Repito, las tres partes (o las cuatro, o las cinco...) acabaron con más de lo que tenían antes del intercambio.

Esto quiere decir que, en contra de la doctrina generalmente aceptada, el comercio genera excedente por sí mismo, puesto que al final de un intercambio, existirá un «valor» mayor (casi siempre).

Este valor no es abstracto, sino real y palpable: En nuestro ejemplo, trigo para los quibanitas, madera para los sumerios y una parte del excedente para el que realizó el trabajo de acercar a ambos. Recordemos que a los quibanitas, la madera les sobraba. Para ellos, por tanto, su valor era escaso. Por el contrario, el trigo constituía todo un lujo. Los sumerios, claro, suspiraban por la madera y en cuanto al trigo, tenían más que sobrado pues su agricultura era excedentaria.

El intercambio, pues, no sólo es un elemento necesario del sistema económico como veíamos en la definición. Al igual que la propia producción (agrícola, industrial y de servicios), el comercio es capaz de generar un excedente. Excedente que a la fin y a la postre acabará revirtiendo en la sociedad.

Espero que nadie se haya rasgado las vestiduras, pero comprendo que esta última afirmación provoque a más de un purista, tentaciones de arrojar este libro por el balcón.

—¿Está Ud. pretendiendo afirmar que por el simple hecho de comprar una manzana a un agricultor a 5 dineros y vendérmela por 20, se habrá generado una riqueza que beneficiará a la comunidad? —me podrán preguntar los mencionados puristas (si aún no han tirado el libro por el balcón, claro).

—Sí —les respondería.

—Y si me voy al campo y le compro la manzana por 10 dineros, ¿no resultará la sociedad más beneficiada al ganar más el agricultor, a mí salirme más barato y desaparecer el intermediario, que no hace nada?

—No, rotundamente no. Además Ud. es un listo. Si lo que pretendía era repartirse con el agricultor el margen del intermediario, el precio debía haber sido de 12 dineros y medio, no 10.

Y, ahora, en serio. Para demostrar que en esta segunda situación, el intercambio directo de productor a consumidor, el excedente generado sería mucho menor, vamos a emplear la reducción al absurdo.

Imaginemos que un colega de Cigur hubiese tenido la brillante idea de prohibir por decreto el comercio. Los tratos tendrían que ser sin intermediarios. Esa sería la ley.

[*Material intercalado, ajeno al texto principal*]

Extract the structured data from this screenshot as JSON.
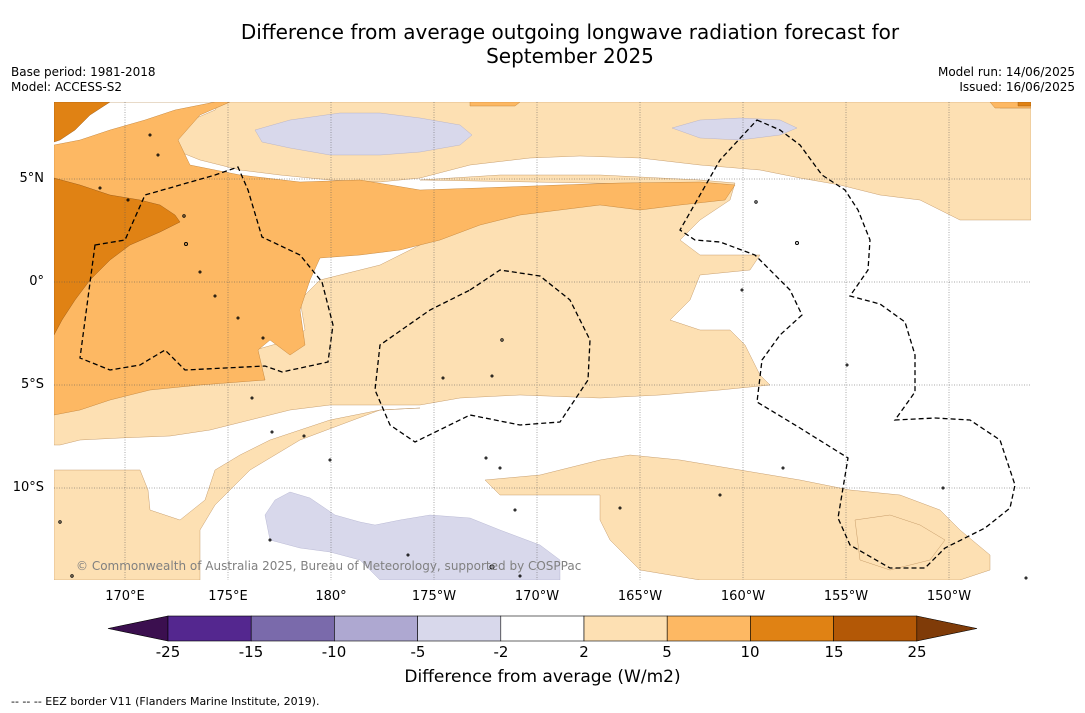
{
  "title_line1": "Difference from average outgoing longwave radiation forecast for",
  "title_line2": "September 2025",
  "left_meta": {
    "base_period": "Base period: 1981-2018",
    "model": "Model: ACCESS-S2"
  },
  "right_meta": {
    "model_run": "Model run: 14/06/2025",
    "issued": "Issued: 16/06/2025"
  },
  "latitude_labels": [
    "5°N",
    "0°",
    "5°S",
    "10°S"
  ],
  "longitude_labels": [
    "170°E",
    "175°E",
    "180°",
    "175°W",
    "170°W",
    "165°W",
    "160°W",
    "155°W",
    "150°W"
  ],
  "copyright": "© Commonwealth of Australia 2025, Bureau of Meteorology, supported by COSPPac",
  "colorbar": {
    "title": "Difference from average (W/m2)",
    "tick_labels": [
      "-25",
      "-15",
      "-10",
      "-5",
      "-2",
      "2",
      "5",
      "10",
      "15",
      "25"
    ],
    "colors": [
      "#3b0f4f",
      "#54278f",
      "#7a6aab",
      "#aea8d1",
      "#d8d8eb",
      "#ffffff",
      "#fde0b3",
      "#fdb863",
      "#e08214",
      "#b35806",
      "#7f3b08"
    ]
  },
  "footer": "--  --  -- EEZ border V11 (Flanders Marine Institute, 2019)."
}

Lo primero es que la comunidad debería ser muy pequeña, puesto que habría de procurarse su sustento de los campos limítrofes. Sería poco práctico tener que desplazarse durante varias jornadas para hacerlo. Por tal motivo, la alimentación sería poco variada. Y de todos modos requeriría muchas horas ir de campo en campo y de granja en granja, buscando vegetales, carne, huevos, y si había un río o un mar cerca, pescado.

El agricultor o el ganadero, tendrían a su vez que dedicar mucho tiempo a atender a todos y cada uno de los ciudadanos que viniesen a comprarle un poco de esto y un poco de aquello.

En cuanto a la industria, al tener que dedicarse sólo a la ciudad, también sería muy reducida. Si quisiera ampliar su mercado, sería necesario dejar de producir para, liando el petate, perder varios días en el viaje. O a la inversa, si una persona precisara comprar un producto que se fabricara lejos, debería renunciar a realizar su actividad normal durante el periodo del trayecto. ¿Nos imaginamos lo que sería tener que ir desde Cádiz a Madrid para comprar una lavadora?

Las comunicaciones serían escasas, con lo que las novedades e ideas tardarían una eternidad en extenderse. Y así, sucesivamente.

Existiría una sociedad menor y más pobre, incluso más atrasada que la de la edad de bronce, en la que gran parte del tiempo la emplearíamos en el trueque y no en la producción de bienes y servicios.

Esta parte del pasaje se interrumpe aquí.